Students may be asked to remain on university campuses over the Christmas holidays due to the risk of infecting family members, the health secretary has admitted, following a major coronavirus outbreak in a university’s student halls.
Responding to questions about whether students will be able to spend Christmas with their families, Matt Hancock said on Thursday: “I don’t want to have a situation like that [students not being able to return home for Christmas due to risk of infection relatives] and I ever much hope we can avoid it."
Speaking on Radio 4’s Today programme, the health secretary repeatedly underlined that the government’s goal was to suppress the virus while protecting the economy and education system.
After being pressed on the question of students returning to their family homes during the winter break, Mr Hancock admitted he’s "learned not to rule things out”, while adding that it wasn’t a government goal to have students remain on campus over the festive period.
He said: "I’ve learned not to rule things out – one of the challenges are making sure people are as safe as possible, and that includes not spreading between the generations.
"But it’s not our goal, I don’t want to leave you with that expectation, but we have to work on all contingencies at this stage. I know that people understand that it’s an unprecedented crisis and so we do have to work on contingency plans."

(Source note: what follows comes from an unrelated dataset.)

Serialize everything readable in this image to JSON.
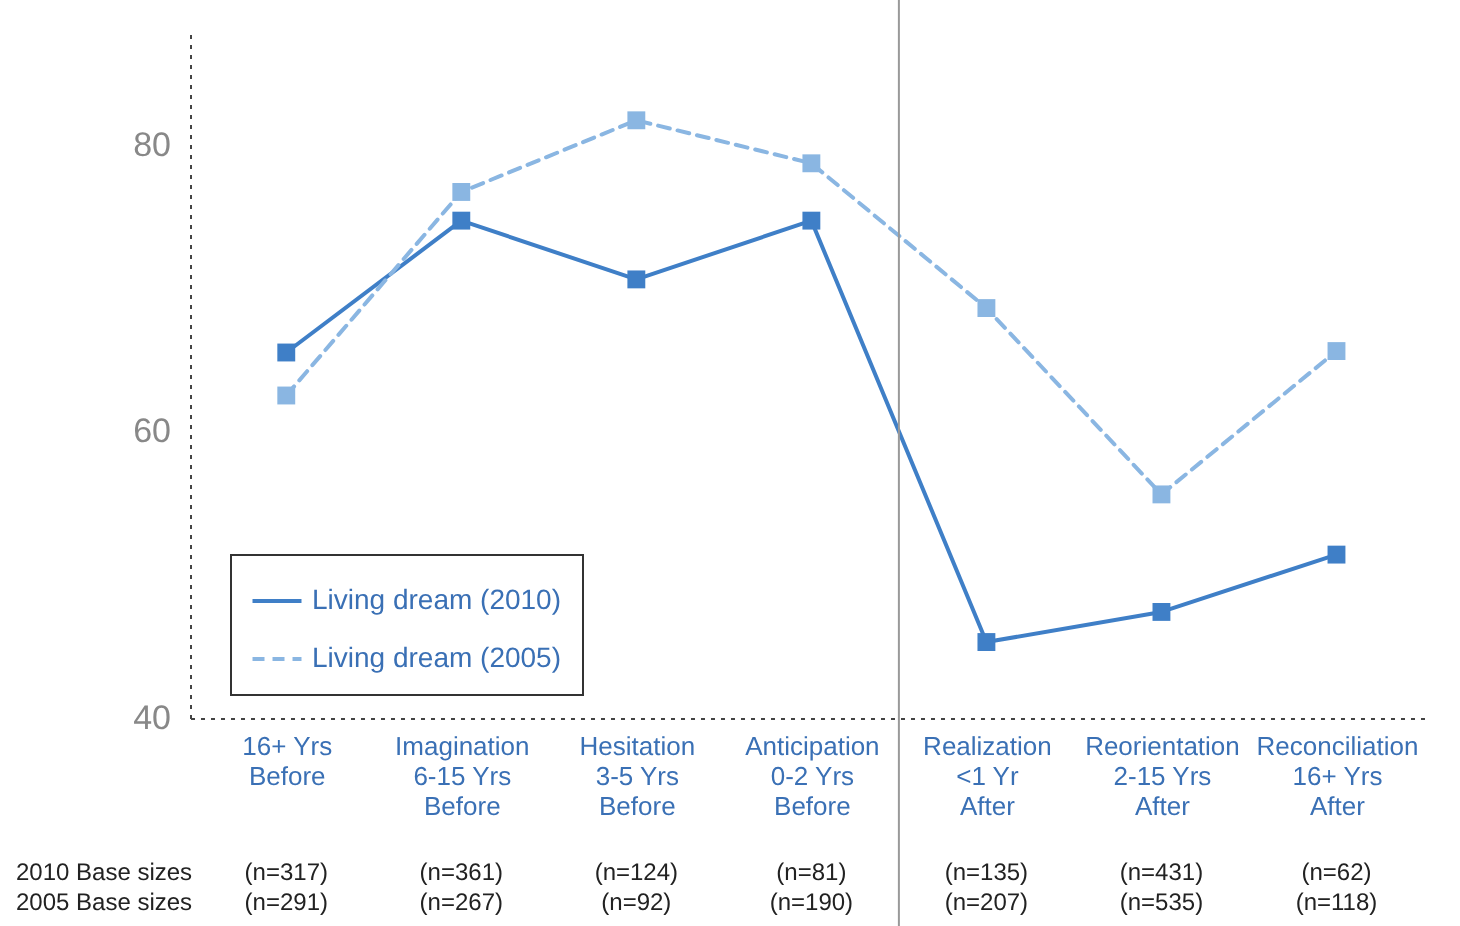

The health secretary’s comments come after scientific experts in the Scientific Advisory Group for Emergencies (Sage) reportedly advised that students should be kept in isolation on campuses during the holiday period.
Students returning from halls of residence and campuses to be with family members who may be vulnerable "could pose a risk to both local communities and families, and will require national oversight, monitoring and decision making”, Sage warned, according to meeting minutes seen by the i newspaper.
Good Morning Britain’s Dr Hilary Jones agreed with the view, saying on Thursday: "There’s not a lot of good news is there, certainly university campuses [are] likely to be where transmissions are rife."